Clouds lolled over the Financial peaks across the river, but Robin Black, reading a story from her collection If I Loved You I Would Tell You This, directed our attention to the murk over Jeremy Piper in “A Country Where You Once Lived.” Jeremy’s daughter Zoe runs off during the family’s year abroad in England, and upon returning “looked like a wraith, otherworldly, but she did normal things.” Jeremy is shaken from orbit, beginning “a standard-issue, utterly predictable affair… liking her or not liking her seemed oddly irrelevant to the decision to have sex with her a few times week.” The affair was followed by a divorce and return to the States–and now, years later, an attempt at reconciliation in the “fantasy landscape” of the English countryside, which may or may not sustain the belief it encourages “in the myth of uncomplicated lives.”

Tania James kept us in the Once-Swinging city of London, but stepped back in time, away from the uproar of the Olympics, toward a narrower range of sporting event. In “Lion and Panther in London,” champion wrestlers Gama and Imam come from Lahore with their chef and wait for an opponent, but in the corrupt heart of Empire no one’s game unless they agree to take the occasional fall. The notion is alien; when their manager suggests they not return home with empty pockets, Imam explains that “‘The langot we wear, it does not have pockets,’ hoping the man might appreciate the poetry of his refusal.” Instead, “Mr. Benjamin blinks at him and explains, in even slower English, what he means…”

1. Rajesh Parameswaran, accessorized with city.

Rajesh Parameswaran’s “The Strange Career of Dr.

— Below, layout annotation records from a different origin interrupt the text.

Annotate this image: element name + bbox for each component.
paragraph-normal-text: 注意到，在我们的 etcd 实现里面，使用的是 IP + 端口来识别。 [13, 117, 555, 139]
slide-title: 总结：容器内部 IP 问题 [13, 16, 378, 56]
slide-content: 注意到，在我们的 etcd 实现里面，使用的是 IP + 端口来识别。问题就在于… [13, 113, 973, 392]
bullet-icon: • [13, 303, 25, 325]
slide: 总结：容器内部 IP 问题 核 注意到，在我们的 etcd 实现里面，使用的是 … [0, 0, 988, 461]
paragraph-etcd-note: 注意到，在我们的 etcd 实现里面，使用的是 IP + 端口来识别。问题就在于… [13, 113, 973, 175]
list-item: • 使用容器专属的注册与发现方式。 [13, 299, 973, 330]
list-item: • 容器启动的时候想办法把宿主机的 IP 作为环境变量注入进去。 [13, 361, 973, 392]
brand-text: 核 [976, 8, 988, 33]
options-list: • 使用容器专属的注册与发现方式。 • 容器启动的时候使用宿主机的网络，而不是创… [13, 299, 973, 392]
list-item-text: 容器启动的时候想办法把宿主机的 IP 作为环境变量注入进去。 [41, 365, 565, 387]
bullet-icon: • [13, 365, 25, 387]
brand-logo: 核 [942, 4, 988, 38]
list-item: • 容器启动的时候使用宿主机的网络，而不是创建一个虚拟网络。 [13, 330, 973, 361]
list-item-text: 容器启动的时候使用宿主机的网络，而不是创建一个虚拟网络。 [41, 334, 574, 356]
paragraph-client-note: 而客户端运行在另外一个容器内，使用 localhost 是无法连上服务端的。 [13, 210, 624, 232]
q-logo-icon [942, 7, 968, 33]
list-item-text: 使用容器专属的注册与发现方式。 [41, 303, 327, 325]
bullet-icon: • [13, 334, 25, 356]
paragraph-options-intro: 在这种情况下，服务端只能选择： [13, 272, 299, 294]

Raju Gopalarajan” won its category in the National Magazine Awards a few years back, and it’s pure realism, he explained. Parameswaran had recently heard of an incident wherein a bogus plastic surgeon injected patients not with silicone, but cement. Raju Gopalarajan does not intend anything as diabolical when he sets out to impersonate a doctor, after being fired from compUSA. His wife Manju may or may not have realized what was going on, but we, assert the narrating community, “liked Manju so much, and we miss her.” When Manju sang “we would notice a hollow space in our chests, and we would feel that space filled with a sweet longing…”.

1. Charles Yu, SoCal voyager to the land of the short story. 2. Cameron Ackroyd of Knopf, Mark Vorkink of the law.

If Parameswaran’s reading explored the hollow spaces within; Jim Shepard took care to fill them with a tidal wave in the form of “Cretan Love Song,” a precise short short in which an ancient disaster takes on contemporary proportions: “It’s a wave, of a size without precedent. At sixty miles away it already appears an inch tall.” Barges echoed uncannily upriver and the clouds went pink over New Jersey; one hoped at least the Minotaur’s maze was waterproof.

However improbable a volcanic explosion near Manhattan, it’s even less likely you’d encounter a whole reading of short stories in LA, Charles Yu remarked, and he’d know. Excerpts of his “Standard Loneliness Package,” however, brought us to an even bleaker, if funnier universe, in which pain can be outsourced for a fee: “Death of a cousin is five hundred. Death of a sibling is twelve fifty. Parents are two thousand apiece…” How much to forego a return home and the sisyphean washing of dishes, I wondered, loath to leave the park. Staying until next Monday seemed unrealistic, though, but I loitered with my lemonade, plotting a return.

***

— Elina Mishuris was last seen by Roosevelt’s nose.